After years of people telling me that the Myotis was a must do rally, I finally got a chance this year as my first non-endurance Nat B road rally (and only 5th “proper” rally driving ever), and what an amazing and unique experience it was! Devizes and District motor club are very fortunate to have the use of Salisbury Plain and hold an all-night road rally every year, covering an area the size of the Isle of Wight and containing 100’s of miles of gravel tracks for tanks to practice war on, it is truly an amazing venue. 120 miles of gravel rallying for £90? Yes please!
With Nick Clarke in the nova with me for the first time we had a good start with only one slight miss slot that was easy to miss due to some cones half way across the correct track. As soon as we got to the 1st test we could see that there was going to be carnage due to the 1 minute starts and people doing second runs filtering back into the queue, there was no way everyone from car 15 back wasn’t going to end up OTL, 30 second starts next time please! We enjoyed the first run as it wasn’t to dusty but on the 2nd run we followed about 4 cars around the whole thing in a cloud of dust, so were very slow L. The poor girl doing the lollypop control was still smiling, not that we could really see her though the dust! Thank you to all the marshals who got coated all night, you are very much appreciated!
On the 2nd run though the test the nova started to misfire, and 5 miles into the next competitive section died completely, we had bounced a HT lead off, easy fix but it still wouldn’t start, found an intermittent spark on 2 cylinders and so had a good look at the dizzy but no obvious issues (unlike the Ross in 2013 where we destroyed a rotor arm), we changed the rotor arm for a spare just in case and it fired up first time! Due to being OTL we then cut to petrol where we were the 10th car in.
As we thought we had missed so much of the route we even thought about going home, glad we didn’t as it would turn out that after the rally that the sections we missed would be scrubbed due to most the cars also being OTL and cutting route after the delay at the test.

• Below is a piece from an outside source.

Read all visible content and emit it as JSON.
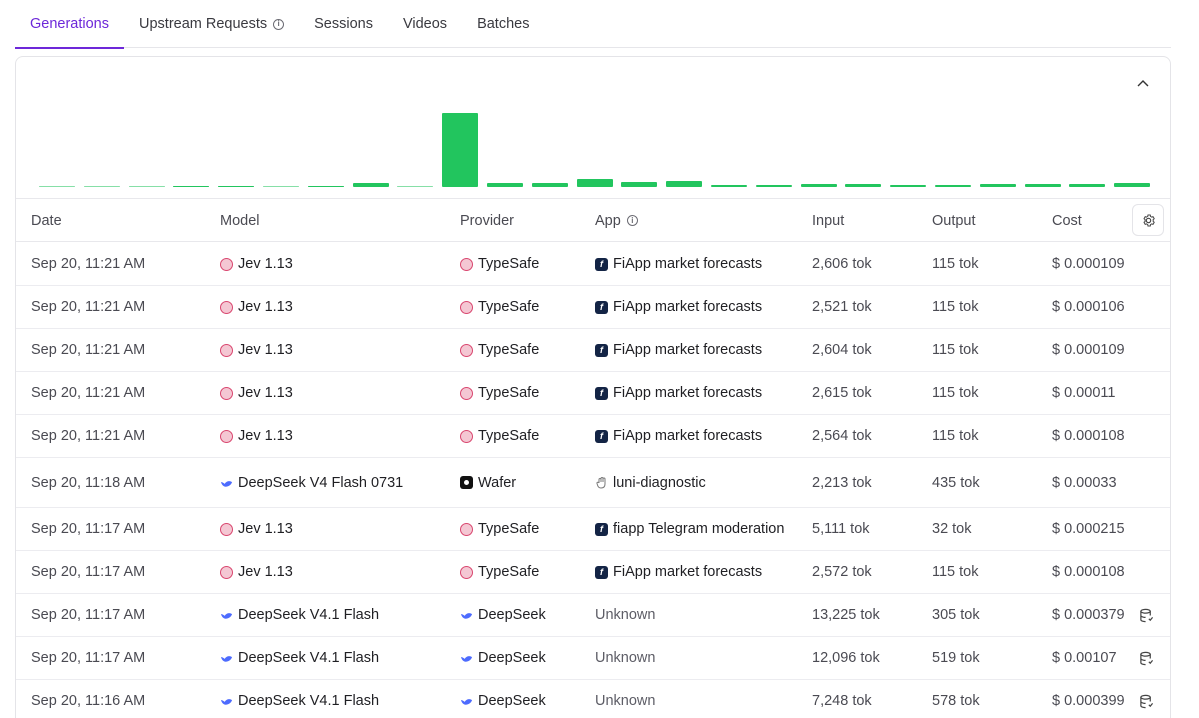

So, we carried on just for the crack, really enjoying some lovely little tight sections through some woods and some amazing fast wide open tracks with epic cambered 90 deg turns, only a few times did we find ourselves looking for junctions or code boards. We seemed to be as quick if not quicker than the cars around us (now we were running 10th on the road) and those who were quicker seemed to be going the wrong way most of the time!
Got to the end knackered and coated in dust, but with some big smiles. After getting to the hotel we saw the results at petrol where we were about 4th from last (which didn’t have the sections scrubbed yet) and decided that there was no point hanging around. I am ever so embarrassed by this decision now and wish to apologise to the organisers and other competitors who did stay until the end.
On the drive home (in the nova – no trailers here) the heavens opened up 12 hours too late and did a good job of cleaning the outside of the car for me, just need to work out how to remove the 5kg of powdered Salisbury Plain from inside the car now . . . .
After a few hours’ sleep I had a message saying congrats on coming 3rd overall, quite a surprise for sure as I’m pretty new to this driving game. No doubt that it was mostly down to Nick who did a faultless job all night and managed to guide us perfectly through the dusty carnage.
Goes to prove that it is worth keeping going whatever happens, as you never know what is going to transpire, and you might be having a bad night but everyone else’s might just be worse!
Being brought up navigating on the original endurance rallies and events like the Wessex “Funky Elephant” I can’t say that I thought the tracks were that rough, a quite a few pot holes out there but most could be avoided with a bit of care, and in general the tracks were very good. Maybe a few arrows might help with some of the missed slots but at the end of the day it is a “navigational rally” so the navigator will always be important, and going the right way is always going to be more important than being the fastest!